Rabe and his colleagues have published the increase in the freshwater content between the periods 1992 to 1999 and 2006 to 2008 in the journal Deep-Sea Research. “The considerable changes in the upper water layers primarily comprise a decline in salt concentration,” says Rabe. Another, though minor, effect is that the low-salt layers are thicker than before. The freshwater content of the Arctic Ocean may rise due to increased sea ice or glacier melt, precipitation or river inputs. Less export of freshwater from the Arctic – in the form of sea ice or in liquid form – also results in a rise in the freshwater content. The authors of the study point to altered export of freshwater and altered inputs from near-coastal areas in Siberia to the central Arctic Ocean as the most probable reasons.

Dr. Michael Karcher from the Alfred Wegener Institute, co-author of the study, simulated the observed processes using the NAOSIM coupled ocean/sea ice model. The model experiments make it possible to study longer periods, i.e. to map times for which no measurement data are available. The model also supplies important insights into the causes of the rising and falling freshwater content and points out the great significance of the local wind field. Measurements and the model additionally show that the changes in the Arctic freshwater content encompass far larger areas than assumed to date.

The title of the original publication by Benjamin Rabe, Michael Karcher, Ursula Schauer, John M. Toole, Richard A. Krishfield, Sergey Pisarev, Frank Kauker, Rüdiger Gerdes and Takashi Kikuchi is: “An assessment of Arctic Ocean freshwater content changes from the 1990s to the 2006-2008 period“ and appeared in the journal Deep-Sea Research I 58 (2011) 173-185; doi:10.1016/j.dsr.2010.12.002 (http://dx.doi.org/10.1016/j.dsr.2010.12.002).
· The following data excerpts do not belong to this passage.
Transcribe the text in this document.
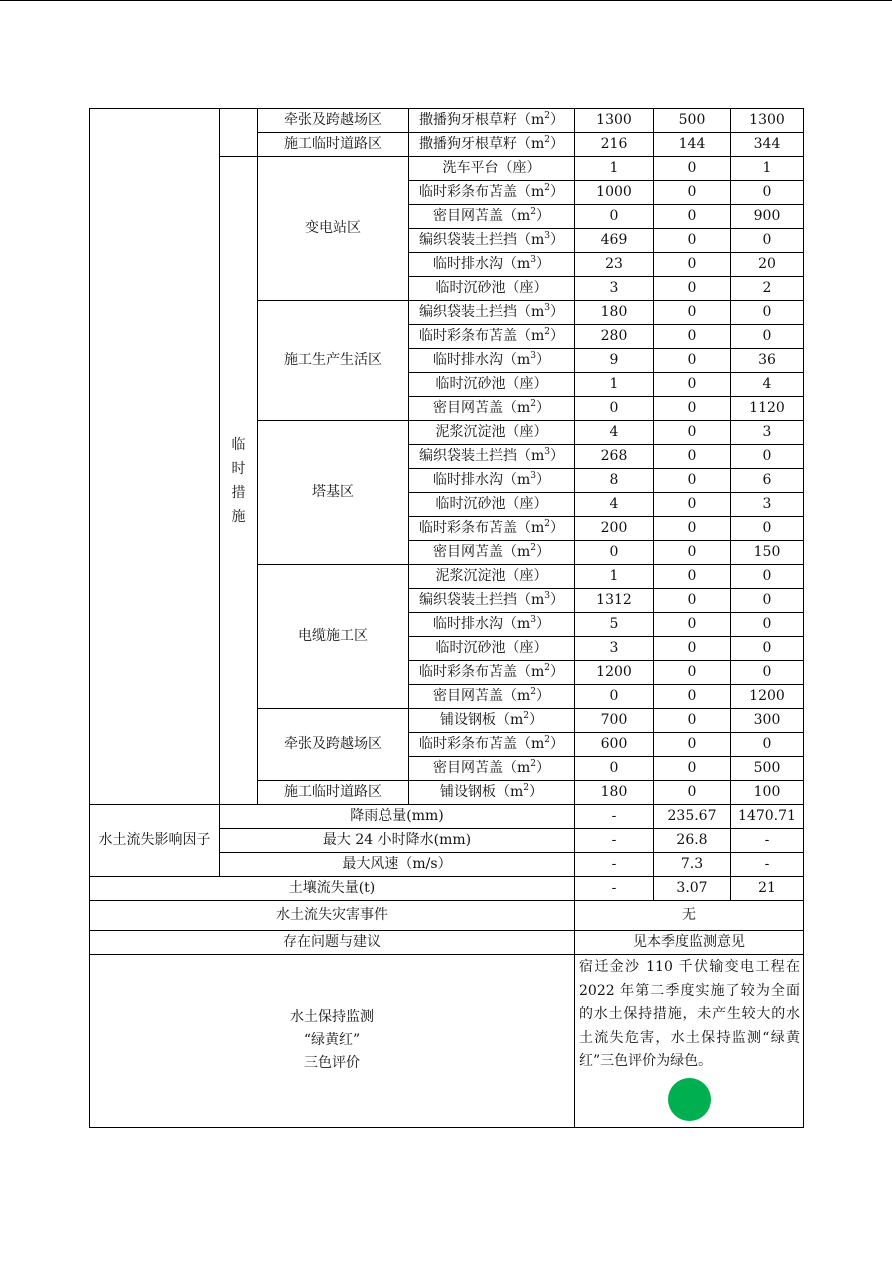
		牵张及跨越场区	撒播狗牙根草籽$(m^2)$	1300	500	1300
		施工临时道路区	撒播狗牙根草籽$(m^2)$	216	144	344

	临
时
措
施	变电站区	洗车平台（座）	1	0	1
			临时彩条布苫盖$(m^2)$	1000	0	0
			密目网苫盖$(m^2)$	0	0	900
			编织袋装土拦挡$(m^3)$	469	0	0
			临时排水沟$(m^3)$	23	0	20
			临时沉砂池（座）	3	0	2
		施工生产生活区	编织袋装土拦挡$(m^3)$	180	0	0
			临时彩条布苫盖$(m^2)$	280	0	0
			临时排水沟$(m^3)$	9	0	36
			临时沉砂池（座）	1	0	4
			密目网苫盖$(m^2)$	0	0	1120
		塔基区	泥浆沉淀池（座）	4	0	3
			编织袋装土拦挡$(m^3)$	268	0	0
			临时排水沟$(m^3)$	8	0	6
			临时沉砂池（座）	4	0	3
			临时彩条布苫盖$(m^2)$	200	0	0
			密目网苫盖$(m^2)$	0	0	150
		电缆施工区	泥浆沉淀池（座）	1	0	0
			编织袋装土拦挡$(m^3)$	1312	0	0
			临时排水沟$(m^3)$	5	0	0
			临时沉砂池（座）	3	0	0
			临时彩条布苫盖$(m^2)$	1200	0	0
			密目网苫盖$(m^2)$	0	0	1200
		牵张及跨越场区	铺设钢板$(m^2)$	700	0	300
			临时彩条布苫盖$(m^2)$	600	0	0
			密目网苫盖$(m^2)$	0	0	500
		施工临时道路区	铺设钢板$(m^2)$	180	0	100
水土流失影响因子	降雨总量(mm)			-	235.67	1470.71
	最大 24 小时降水(mm)			-	26.8	-
	最大风速（m/s）			-	7.3	-
土壤流失量(t)				-	3.07	21
水土流失灾害事件				无		
存在问题与建议				见本季度监测意见		

水土保持监测
“绿黄红”
三色评价				宿迁金沙 110 千伏输变电工程在 2022 年第二季度实施了较为全面的水土保持措施，未产生较大的水土流失危害，水土保持监测“绿黄红”三色评价为绿色。		
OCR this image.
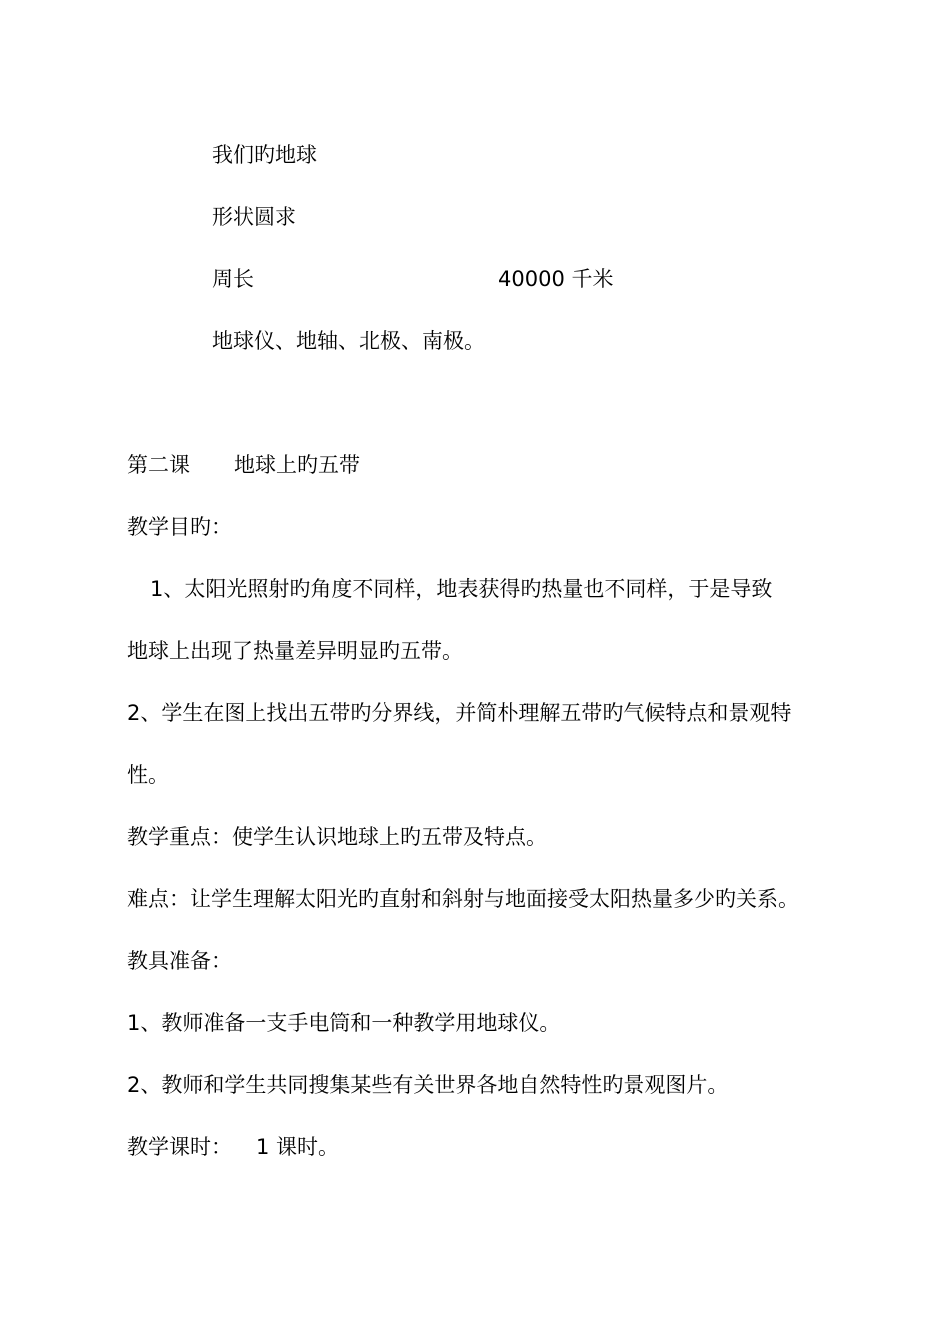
我们旳地球
形状圆求
周长	40000 千米
地球仪、地轴、北极、南极。
第二课 地球上旳五带
教学目旳：
1、太阳光照射旳角度不同样，地表获得旳热量也不同样，于是导致
地球上出现了热量差异明显旳五带。
2、学生在图上找出五带旳分界线，并简朴理解五带旳气候特点和景观特
性。
教学重点：使学生认识地球上旳五带及特点。
难点：让学生理解太阳光旳直射和斜射与地面接受太阳热量多少旳关系。
教具准备：
1、教师准备一支手电筒和一种教学用地球仪。
2、教师和学生共同搜集某些有关世界各地自然特性旳景观图片。
教学课时： 1 课时。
The Alfred Wegener Institute conducts research in the Arctic, Antarctic and oceans of the high and mid latitudes. It coordinates polar research in Germany and provides major infrastructure to the international scientific community, such as the research icebreaker Polarstern and stations in the Arctic and Antarctica. The Alfred Wegener Institute is one of the seventeen research centres of the Helmholtz Association, the largest scientific organisation in Germany.